To assess the practicability of the proposed colorimetric method based on the CuS, a certain amount of Qianhu lake water was taken and utilized for the assay as the practical sample. The water sample was stored at room temperature for 30 min, and the supernatant liquid was filtrated by a polyethersulfone (PES) membrane with 0.22 µm pore diameter. The 2 mL of the filtrated water sample was added into equal volume of 0.4 M acetate-acetate buffer solution (pH 4.0) containing 200 μg/mL CuS, 1.6 mM TMB, 0.32 mM H2O2. After incubation at 25 °C for 20 min, the color conversion level was recognized as the absorbance signal to measure the Cr(VI) amount. Subsequently, the Cr(VI) solvents were added into the original water sample, and the final concentrations of the spiked Cr(VI) were 100 and 200 nM. After the same pre-treatment procedure, the spiked samples were taken to the assay under the same condition. Table 2 illustrated the assay results. The Cr(VI) in the water sample was undetected, and the spiked recoveries were 93.6% and 104% with the RSD of 4.71% and 3.08%, respectively. Similarly, the contrast method based on 1,5-diphenylcarbazide spectrophotometric method demonstrated the detection result is reliable, which further proves the practicability of the detection method.

Table 2

The detection of Cr(VI) in Qianhu lake water and the spiked assay results (n = 3).

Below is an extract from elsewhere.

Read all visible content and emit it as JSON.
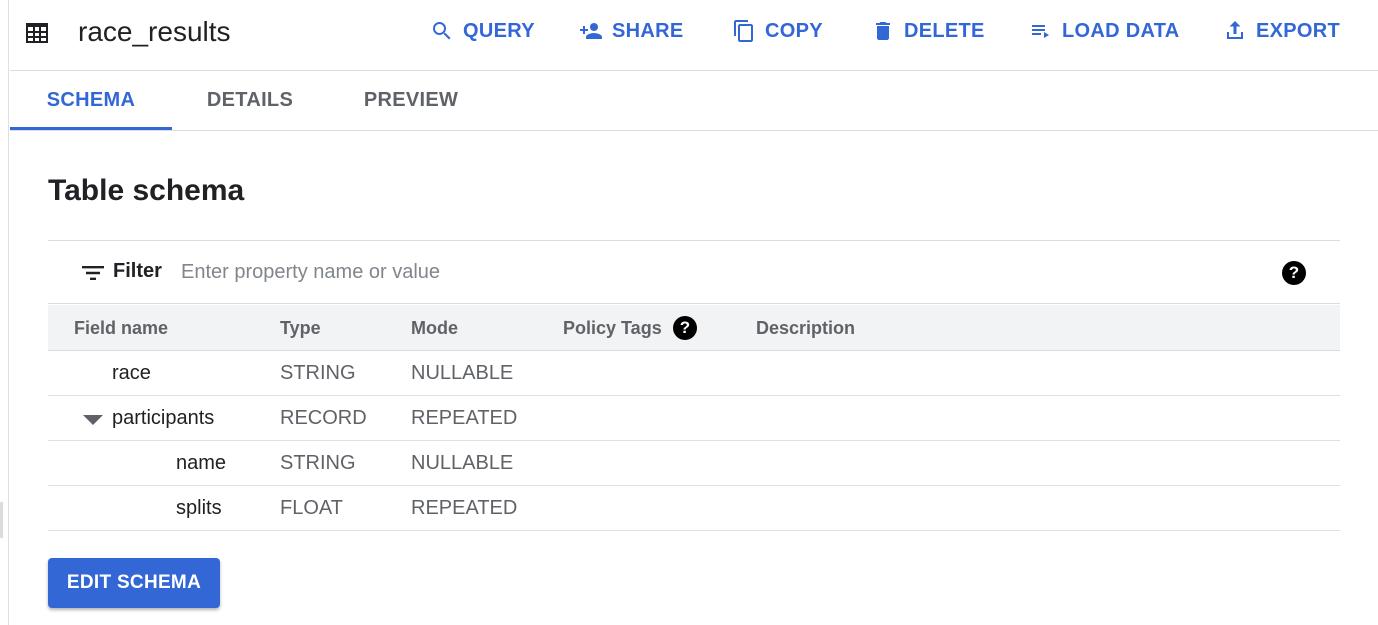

Sample	Spiked(nM)	This Method			Contrast Method(1,5-Diphenylcarbazide Spectrophotometry)
		Measured(nM)	Recovery(%)	RSD(%)	Measured(nM)	Recovery(%)	RSD(%)
Qianhu LakeWater	0	ND	/	/	ND	/	/
	100	93.6	93.6	4.71	96.5	96.5	3.19
	200	208	104	3.08	195	97.5	2.26

ND = not detected.

4. Conclusions

This work mainly focuses on the improvement of the CuS catalytic performance by adjusting and optimizing the intrinsic morphology. The assays indicated when the solvent ratio of EG and DMSO arrived at 3:1, the specific surface area, dispersibility and stability of the prepared CuS were increased obviously. This result was further proved via theoretical simulation calculation. Based on the favourable peroxidase property, the CuS was then employed to make Cr(VI) detection via a simple colorimetric approach. Under the synergistic effect of the CuS and target Cr(VI), the production level of ox-TMB was enhanced obviously, which improved the degree and velocity of the color conversion that sensitive to the target amount, and obtained a sensitive detection limit of 1.07 nM. Meanwhile, the satisfactory spiked recovery results in the practical tests suggest a prospect application of this strategy in environmental pollutants monitoring.